Google has open sourced Gumbo, an HTML parsing library written in C. Gumbo adheres to the HTML5 parsing algorithm, passing all html5lib-0.95 tests, and has been tested on 2.5 billion pages indexed by Google.
According to the project’s description page, the purpose of releasing Gumbo is to provide developers with a lightweight HTML parsing library that has no outside dependencies and can be called from the majority of languages. The library could be included in web page validators, static analyzers, templating languages, refactoring tools, etc.
Google considers Gumbo as “robust and resilient to bad input”, but it does not recommend maintaining pointers to some of its internal data structures because the ABI is likely to change in the future. But the API is considered to be pretty stable, the team waiting on comments from users before releasing it as 1.0, which is to happen in the near future.

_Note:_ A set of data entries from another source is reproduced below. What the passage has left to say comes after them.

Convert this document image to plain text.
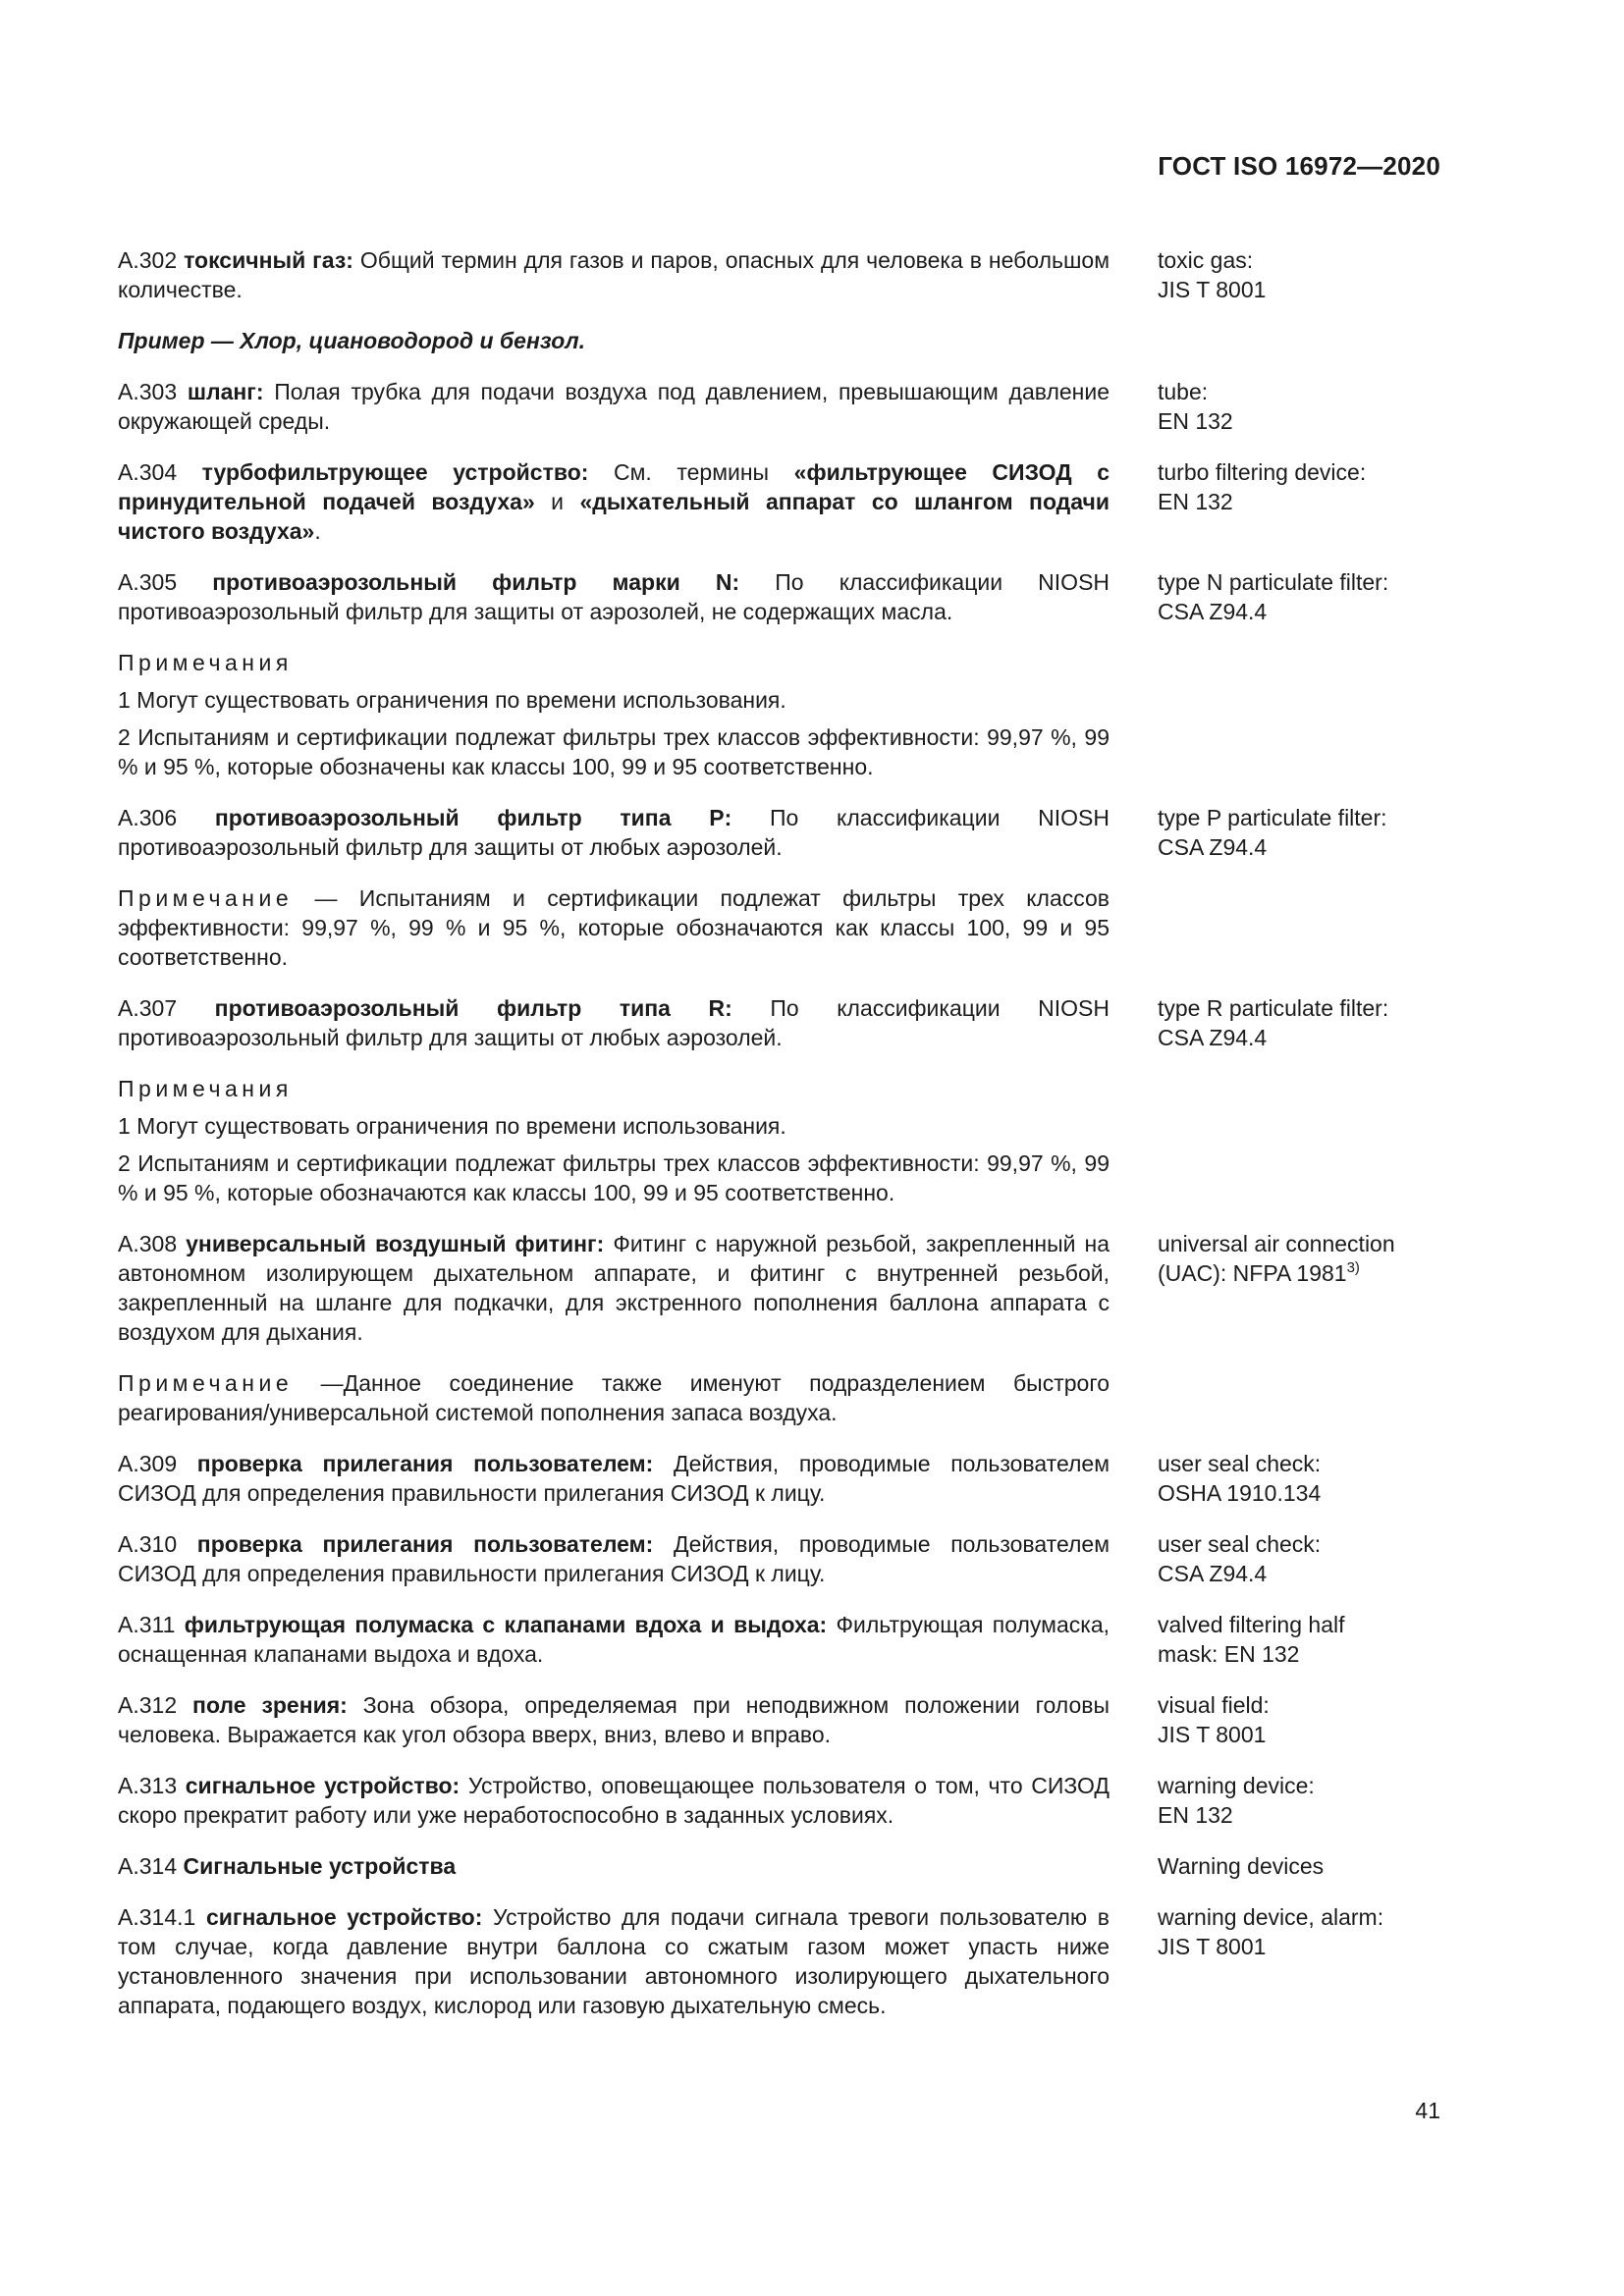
ГОСТ ISO 16972—2020
А.302 токсичный газ: Общий термин для газов и паров, опасных для человека в небольшом количестве.
toxic gas:
JIS T 8001
Пример — Хлор, циановодород и бензол.
А.303 шланг: Полая трубка для подачи воздуха под давлением, превышающим давление окружающей среды.
tube:
EN 132
А.304 турбофильтрующее устройство: См. термины «фильтрующее СИЗОД с принудительной подачей воздуха» и «дыхательный аппарат со шлангом подачи чистого воздуха».
turbo filtering device:
EN 132
А.305 противоаэрозольный фильтр марки N: По классификации NIOSH противоаэрозольный фильтр для защиты от аэрозолей, не содержащих масла.
type N particulate filter:
CSA Z94.4
Примечания
1 Могут существовать ограничения по времени использования.
2 Испытаниям и сертификации подлежат фильтры трех классов эффективности: 99,97 %, 99 % и 95 %, которые обозначены как классы 100, 99 и 95 соответственно.
А.306 противоаэрозольный фильтр типа P: По классификации NIOSH противоаэрозольный фильтр для защиты от любых аэрозолей.
type P particulate filter:
CSA Z94.4
Примечание — Испытаниям и сертификации подлежат фильтры трех классов эффективности: 99,97 %, 99 % и 95 %, которые обозначаются как классы 100, 99 и 95 соответственно.
А.307 противоаэрозольный фильтр типа R: По классификации NIOSH противоаэрозольный фильтр для защиты от любых аэрозолей.
type R particulate filter:
CSA Z94.4
Примечания
1 Могут существовать ограничения по времени использования.
2 Испытаниям и сертификации подлежат фильтры трех классов эффективности: 99,97 %, 99 % и 95 %, которые обозначаются как классы 100, 99 и 95 соответственно.
А.308 универсальный воздушный фитинг: Фитинг с наружной резьбой, закрепленный на автономном изолирующем дыхательном аппарате, и фитинг с внутренней резьбой, закрепленный на шланге для подкачки, для экстренного пополнения баллона аппарата с воздухом для дыхания.
universal air connection
(UAC): NFPA 1981$^{3)}$
Примечание —Данное соединение также именуют подразделением быстрого реагирования/универсальной системой пополнения запаса воздуха.
А.309 проверка прилегания пользователем: Действия, проводимые пользователем СИЗОД для определения правильности прилегания СИЗОД к лицу.
user seal check:
OSHA 1910.134
А.310 проверка прилегания пользователем: Действия, проводимые пользователем СИЗОД для определения правильности прилегания СИЗОД к лицу.
user seal check:
CSA Z94.4
А.311 фильтрующая полумаска с клапанами вдоха и выдоха: Фильтрующая полумаска, оснащенная клапанами выдоха и вдоха.
valved filtering half
mask: EN 132
А.312 поле зрения: Зона обзора, определяемая при неподвижном положении головы человека. Выражается как угол обзора вверх, вниз, влево и вправо.
visual field:
JIS T 8001
А.313 сигнальное устройство: Устройство, оповещающее пользователя о том, что СИЗОД скоро прекратит работу или уже неработоспособно в заданных условиях.
warning device:
EN 132
А.314 Сигнальные устройства	Warning devices
А.314.1 сигнальное устройство: Устройство для подачи сигнала тревоги пользователю в том случае, когда давление внутри баллона со сжатым газом может упасть ниже установленного значения при использовании автономного изолирующего дыхательного аппарата, подающего воздух, кислород или газовую дыхательную смесь.
warning device, alarm:
JIS T 8001
41
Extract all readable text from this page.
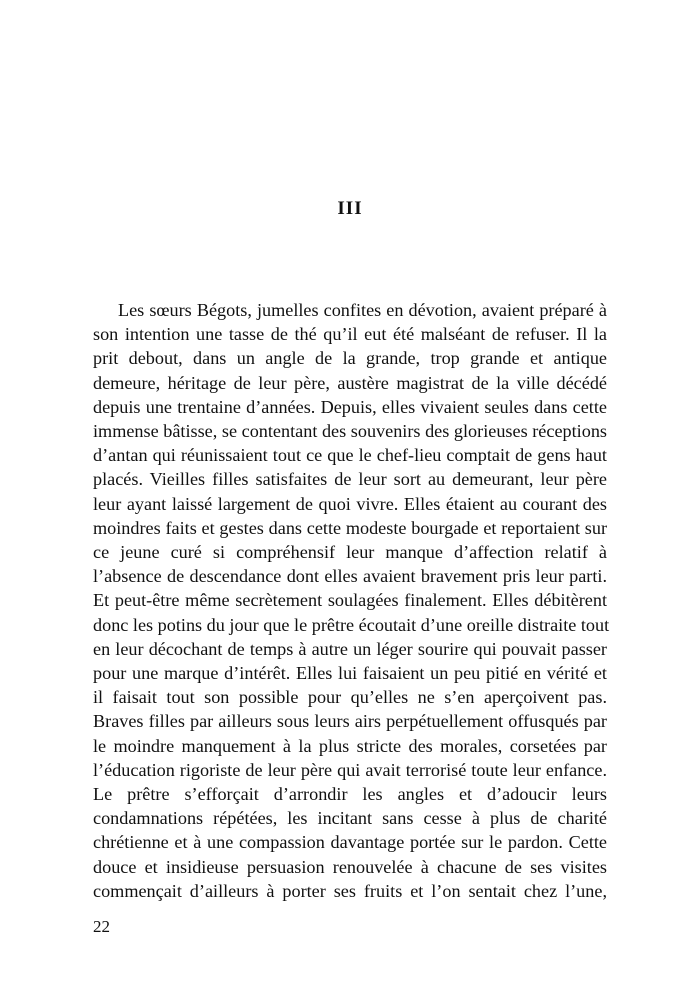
III
Les sœurs Bégots, jumelles confites en dévotion, avaient préparé à
son intention une tasse de thé qu’il eut été malséant de refuser. Il la
prit debout, dans un angle de la grande, trop grande et antique
demeure, héritage de leur père, austère magistrat de la ville décédé
depuis une trentaine d’années. Depuis, elles vivaient seules dans cette
immense bâtisse, se contentant des souvenirs des glorieuses réceptions
d’antan qui réunissaient tout ce que le chef-lieu comptait de gens haut
placés. Vieilles filles satisfaites de leur sort au demeurant, leur père
leur ayant laissé largement de quoi vivre. Elles étaient au courant des
moindres faits et gestes dans cette modeste bourgade et reportaient sur
ce jeune curé si compréhensif leur manque d’affection relatif à
l’absence de descendance dont elles avaient bravement pris leur parti.
Et peut-être même secrètement soulagées finalement. Elles débitèrent
donc les potins du jour que le prêtre écoutait d’une oreille distraite tout
en leur décochant de temps à autre un léger sourire qui pouvait passer
pour une marque d’intérêt. Elles lui faisaient un peu pitié en vérité et
il faisait tout son possible pour qu’elles ne s’en aperçoivent pas.
Braves filles par ailleurs sous leurs airs perpétuellement offusqués par
le moindre manquement à la plus stricte des morales, corsetées par
l’éducation rigoriste de leur père qui avait terrorisé toute leur enfance.
Le prêtre s’efforçait d’arrondir les angles et d’adoucir leurs
condamnations répétées, les incitant sans cesse à plus de charité
chrétienne et à une compassion davantage portée sur le pardon. Cette
douce et insidieuse persuasion renouvelée à chacune de ses visites
commençait d’ailleurs à porter ses fruits et l’on sentait chez l’une,
22
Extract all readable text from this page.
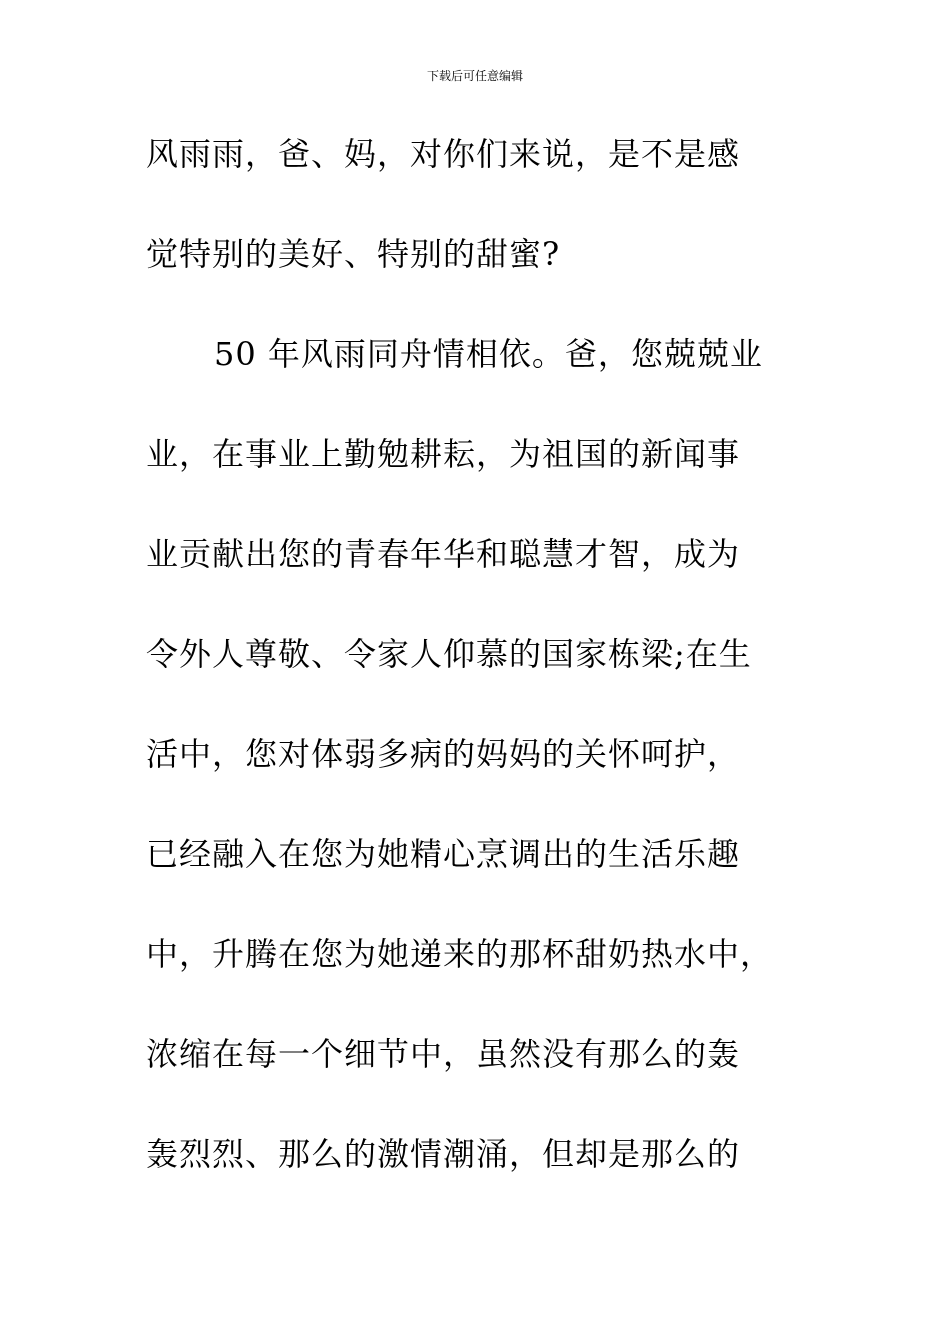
下载后可任意编辑
风雨雨，爸、妈，对你们来说，是不是感
觉特别的美好、特别的甜蜜?
50 年风雨同舟情相依。爸，您兢兢业
业，在事业上勤勉耕耘，为祖国的新闻事
业贡献出您的青春年华和聪慧才智，成为
令外人尊敬、令家人仰慕的国家栋梁;在生
活中，您对体弱多病的妈妈的关怀呵护，
已经融入在您为她精心烹调出的生活乐趣
中，升腾在您为她递来的那杯甜奶热水中，
浓缩在每一个细节中，虽然没有那么的轰
轰烈烈、那么的激情潮涌，但却是那么的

Some of the features to be added in the future are:
- Support for recent HTML5 spec changes to support the template tag.
- Support for fragment parsing.
- Full-featured error reporting.
- Bindings in other languages.
Prior the standardization of the HTML5 parsing algorithm, each browser chose how to tokenize input pages and how to render them. And while HTML 4 had specifications on valid markups, there was no guidance on what a browser should do when the input was not valid, and 95% of world’s web pages did not pass the W3C reference validator. Validating HTML pages with a tool like Gumbo ensures pages will parsed and rendered properly in all major browsers.